Problem Description
Given a string s, find two disjoint palindromic subsequences where no character index is shared between them such that the product of their lengths is maximized. A subsequence is formed by deleting some or no characters from s without changing the order of the remaining characters, and a palindromic subsequence reads the same forwards and backwards.
Key Insights
- Because the length of s is at most 12, the total number of subsequences (2^n) is manageable.
- Represent each subsequence using a bit mask indicating the chosen indices.
- Check if a subsequence is a palindrome by constructing the subsequence from the bit mask and comparing it to its reverse.
- Store each valid mask along with its palindrome length.
- Iterate over all pairs of masks; ensure they are disjoint (i.e., bitwise AND == 0) and maximize the product of their stored lengths.
Space and Time Complexity
Time Complexity: O(2^n * n + (2^n)^2)
Space Complexity: O(2^n)
(Note: n is the length of string s, which is at most 12)
Solution
The solution uses bit masking to enumerate all subsequences of s. For each possible bitmask from 0 to 2^n - 1:
- Construct the subsequence using indices where the bitmask has a 1.

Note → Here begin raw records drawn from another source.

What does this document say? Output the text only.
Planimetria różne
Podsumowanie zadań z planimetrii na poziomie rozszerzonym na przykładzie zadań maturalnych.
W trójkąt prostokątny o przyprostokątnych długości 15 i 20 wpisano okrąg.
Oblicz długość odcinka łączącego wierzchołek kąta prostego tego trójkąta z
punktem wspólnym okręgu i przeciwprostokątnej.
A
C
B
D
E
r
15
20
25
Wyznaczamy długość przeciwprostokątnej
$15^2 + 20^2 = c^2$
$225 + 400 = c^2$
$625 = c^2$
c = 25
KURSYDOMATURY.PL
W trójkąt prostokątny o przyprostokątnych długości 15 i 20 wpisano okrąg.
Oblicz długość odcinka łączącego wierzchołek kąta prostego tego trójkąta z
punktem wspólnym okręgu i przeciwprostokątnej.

- Check if the generated subsequence is a palindrome.
- If yes, record the mask and its length. After processing all subsequences, use a double loop to iterate over pairs of valid masks. For each pair, check if the two bitmasks are disjoint (i.e., they do not share any index) by verifying (mask1 & mask2) == 0. If disjoint, compute the product of their lengths and update the maximum found product.